I Think I Might Have Envy…
In about 3 months my brudder and sis-in-law will be having their first child, and I am uber freaking stoked to become an aunt…and to see my big brudder become a Daddy for the first time in his life
And of course our whole family is in a bit of a baby buzz right now with the anticipation of a new baby in the family. Sadly, I feel I am missing out on most of that buzz. Much of the family lives up in San Jose, a short drive from where brudder and SIL live. So they’ve gotten to see SIL from the beginning. They’ve gotten to see SIL’s belly grow as her pregnancy progresses.
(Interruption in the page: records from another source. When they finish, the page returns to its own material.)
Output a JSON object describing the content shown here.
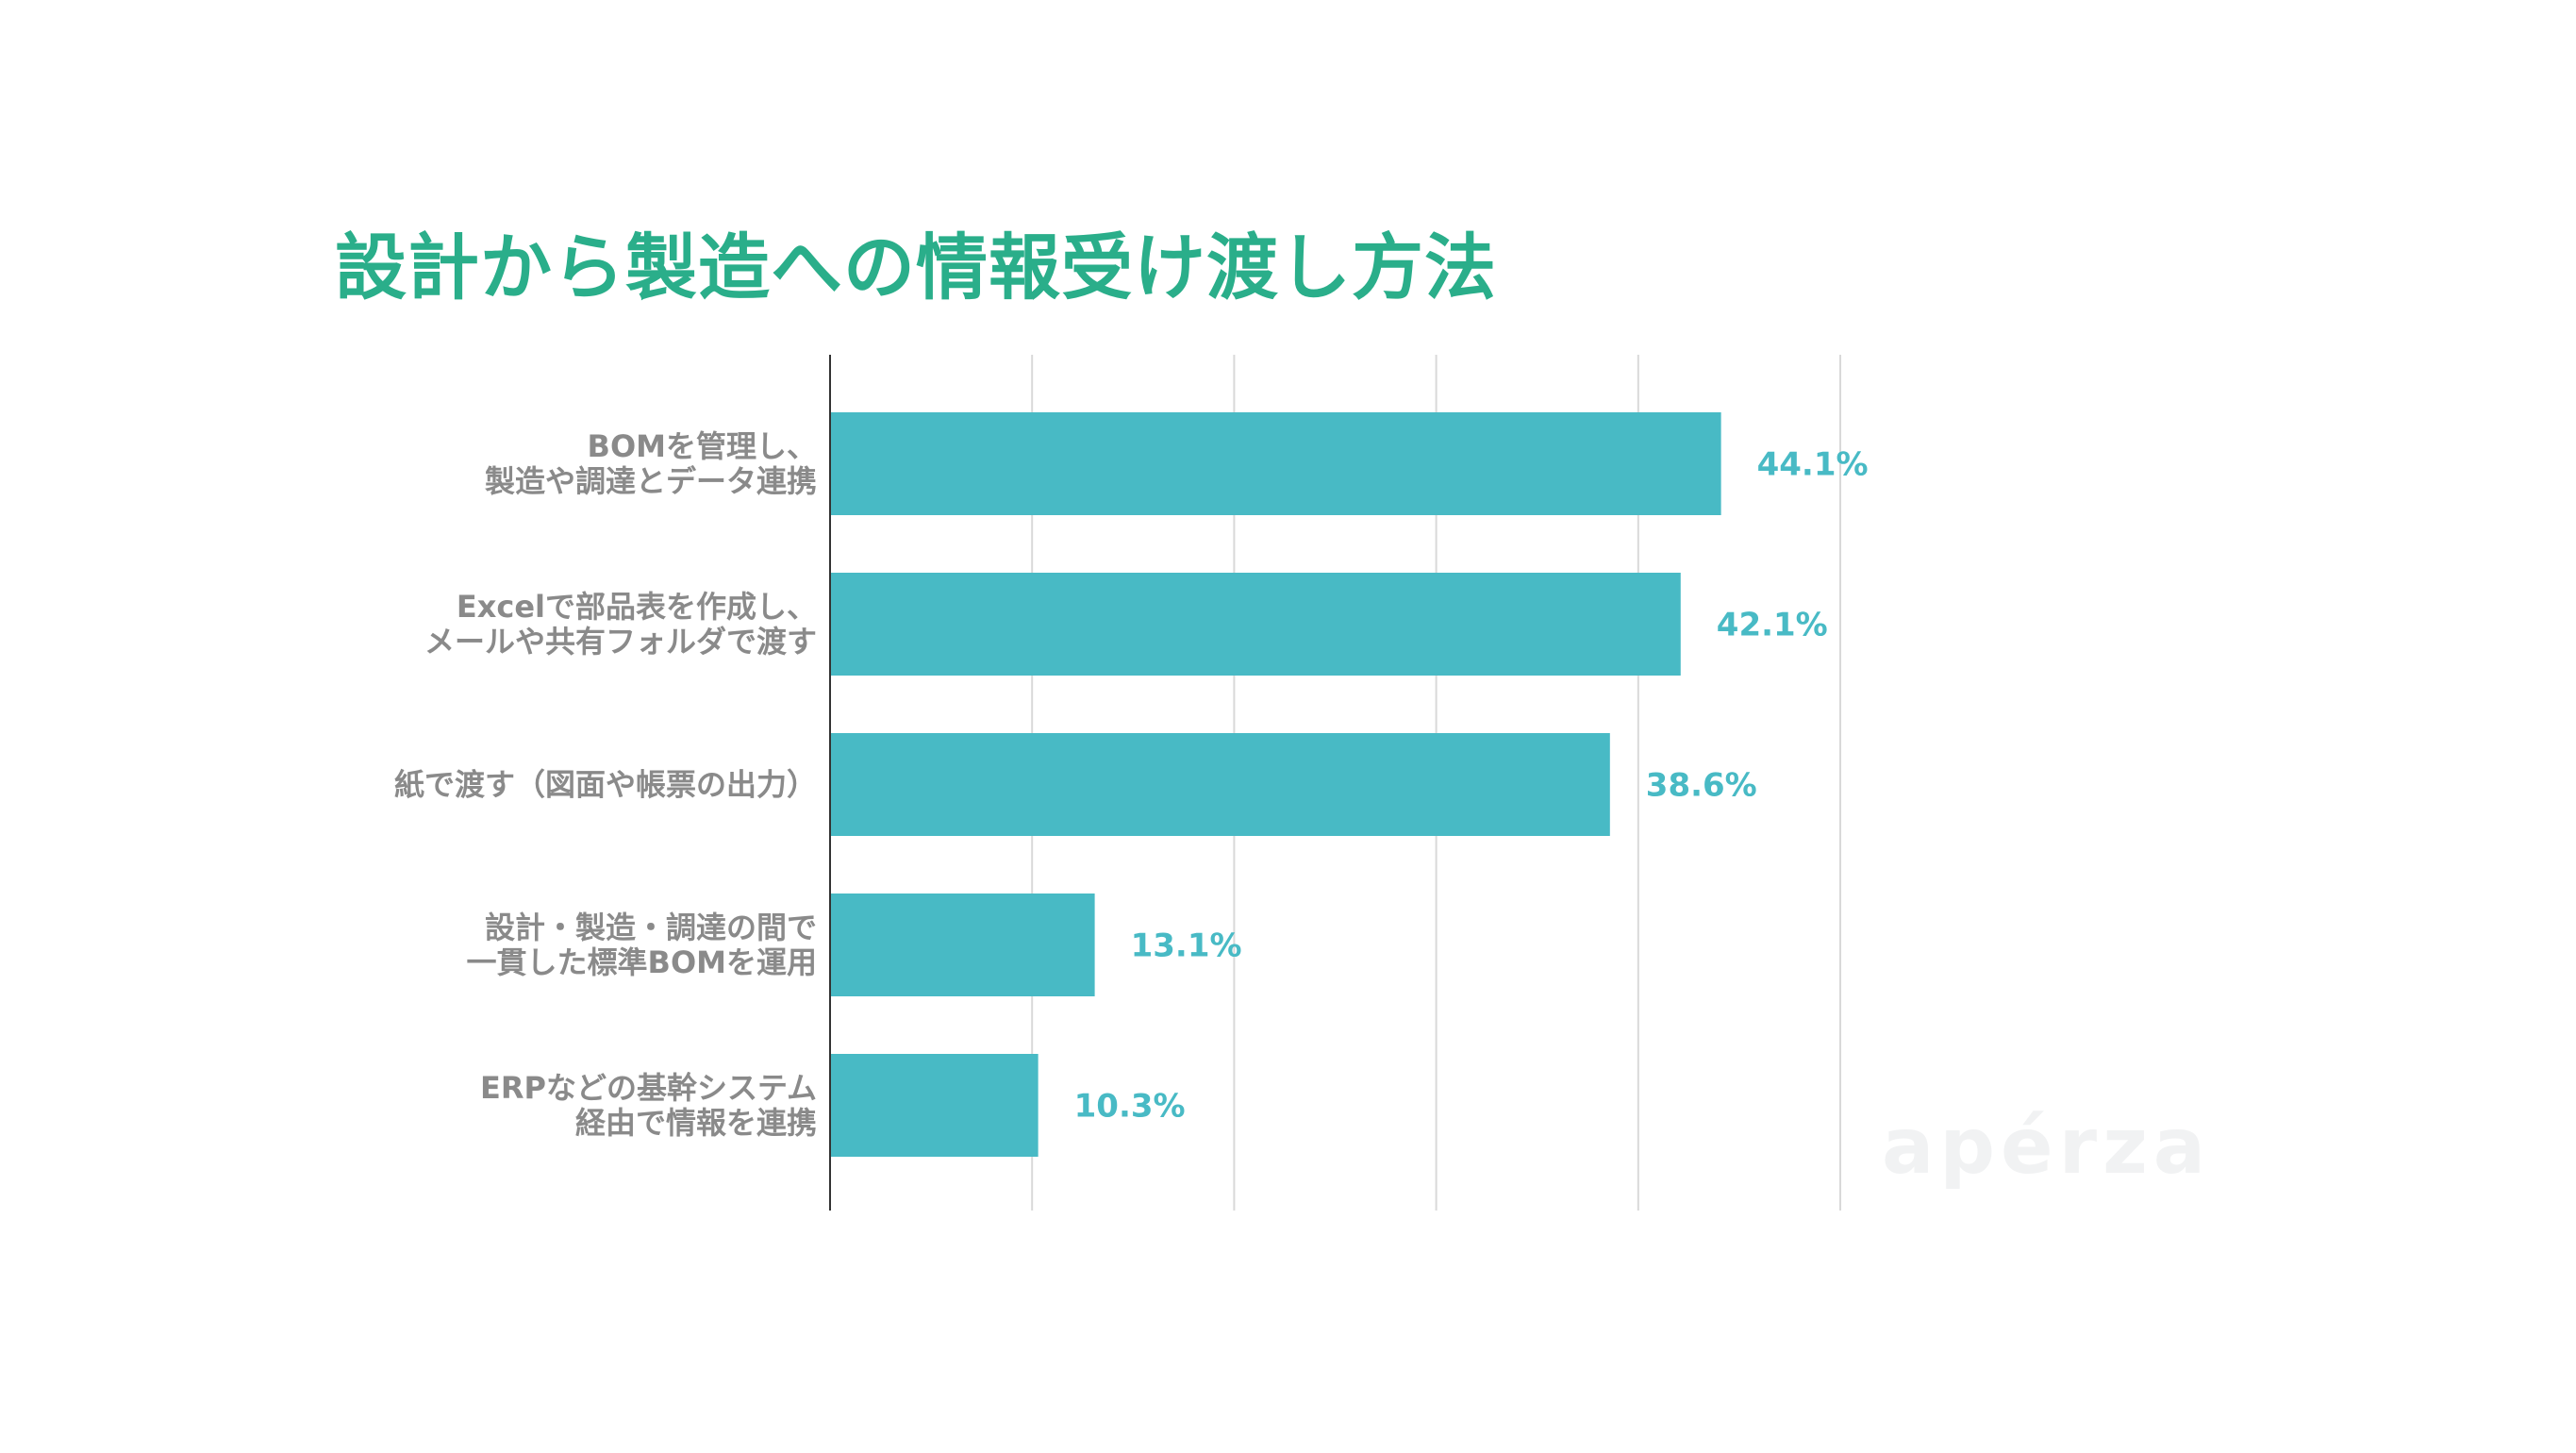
{
  "title": "設計から製造への情報受け渡し方法",
  "watermark": "apérza",
  "colors": {
    "title": "#2aae8a",
    "bar": "#48bac5",
    "value_label": "#48bac5",
    "category_label": "#8a8a8a",
    "grid": "#d9d9d9",
    "axis": "#333333",
    "watermark": "#f1f2f3"
  },
  "chart_data": {
    "type": "bar",
    "orientation": "horizontal",
    "categories": [
      [
        "BOMを管理し、",
        "製造や調達とデータ連携"
      ],
      [
        "Excelで部品表を作成し、",
        "メールや共有フォルダで渡す"
      ],
      [
        "紙で渡す（図面や帳票の出力）"
      ],
      [
        "設計・製造・調達の間で",
        "一貫した標準BOMを運用"
      ],
      [
        "ERPなどの基幹システム",
        "経由で情報を連携"
      ]
    ],
    "values": [
      44.1,
      42.1,
      38.6,
      13.1,
      10.3
    ],
    "value_labels": [
      "44.1%",
      "42.1%",
      "38.6%",
      "13.1%",
      "10.3%"
    ],
    "xlim": [
      0,
      50
    ],
    "grid_step": 10,
    "grid": true,
    "legend": "none"
  }
}
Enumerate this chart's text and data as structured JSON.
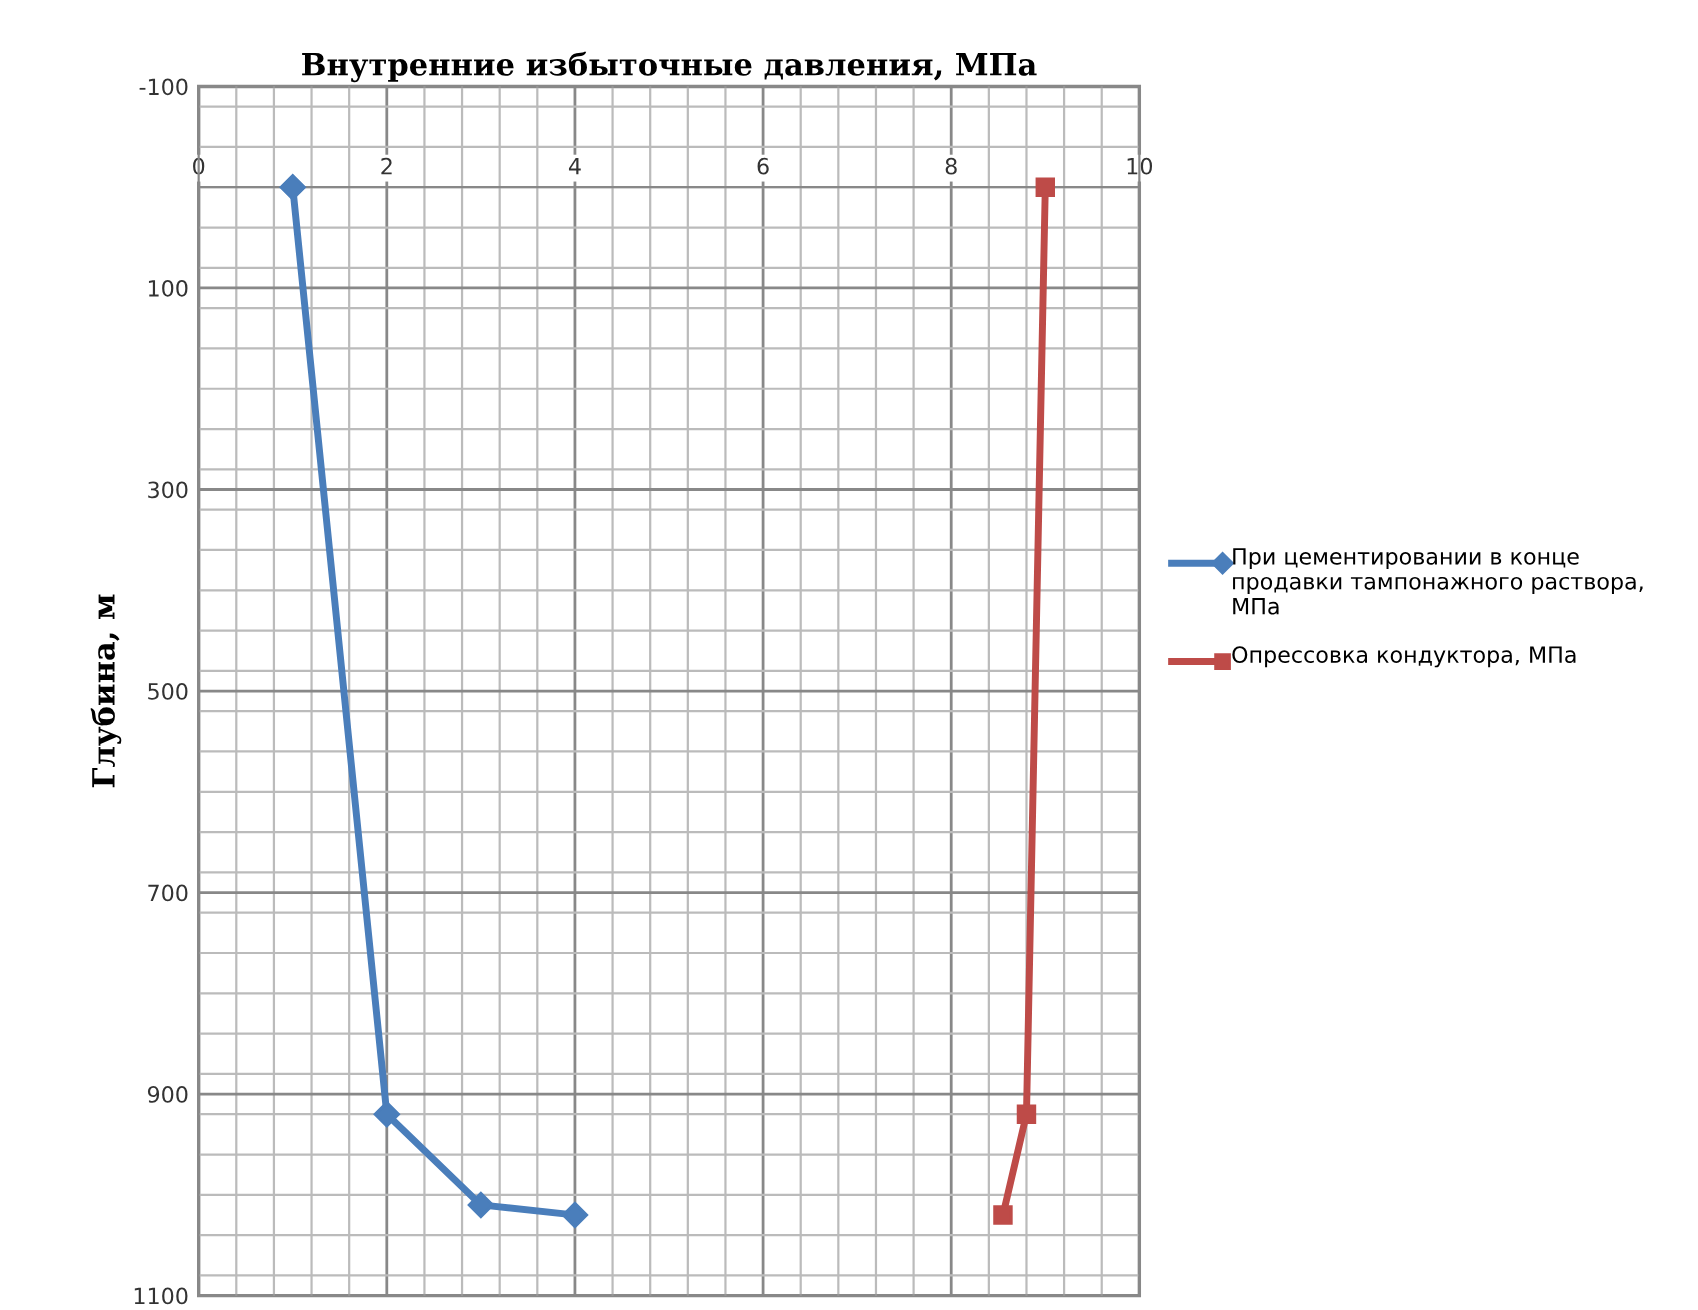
{
  "chart_data": {
    "type": "line",
    "title": "Внутренние избыточные давления, МПа",
    "ylabel": "Глубина, м",
    "xlim": [
      0,
      10
    ],
    "xticks": [
      0,
      2,
      4,
      6,
      8,
      10
    ],
    "ylim": [
      1100,
      -100
    ],
    "yticks": [
      -100,
      100,
      300,
      500,
      700,
      900,
      1100
    ],
    "grid": true,
    "legend": "right",
    "line_style": "solid",
    "series": [
      {
        "name": "При цементировании в конце продавки тампонажного раствора, МПа",
        "color": "#4a7ebb",
        "marker": "diamond",
        "x": [
          1,
          2,
          3,
          4
        ],
        "values": [
          0,
          920,
          1010,
          1020
        ]
      },
      {
        "name": "Опрессовка кондуктора, МПа",
        "color": "#be4b48",
        "marker": "square",
        "x": [
          9,
          8.8,
          8.55
        ],
        "values": [
          0,
          920,
          1020
        ]
      }
    ]
  }
}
And they are some of the first to see ultrasound images of the baby. Meanwhile, I’m down in San Diego with my hubby (well, kind of “with” my hubby…darn deployments), and I get to see everything through facebook. Facebook for crying out loud! It’s like when you’re perusing your home page to find out someone you know got married. I just so happen to come across pics and vids of my nephew posted by SIL or the parents. Kind of annoying.
I guess that just goes to show how out of touch I am with my own family. Maybe I’m not trying hard enough to keep in touch? I blog when I can. I Facebook often enough I suppose. But it’s tough when I live hundreds of miles from everyone, while they all live so close to each other. I suppose I can’t use that excuse either, though, since the parents are in the Philippines and they seem to be more in the loop than me! I guess I just kind of feel left out, like I’m the last to know anything going on in the family. Have I distanced myself that much in the past few years? I suppose I have been in my own little world for a while. Graduating college. Job hunting. Being enamored with my now husband. Trying to start a business. You know, figuring out my life. But now I feel like I’ve been missing out on a part of it, too.
Call me jealous, I guess. I want what the rest of my family seems to have. A connection to each other. But then again, maybe I already have that. I just need to find it again, to rekindle it and keep it strong. I dunno. I’ll figure it out eventually I’m sure.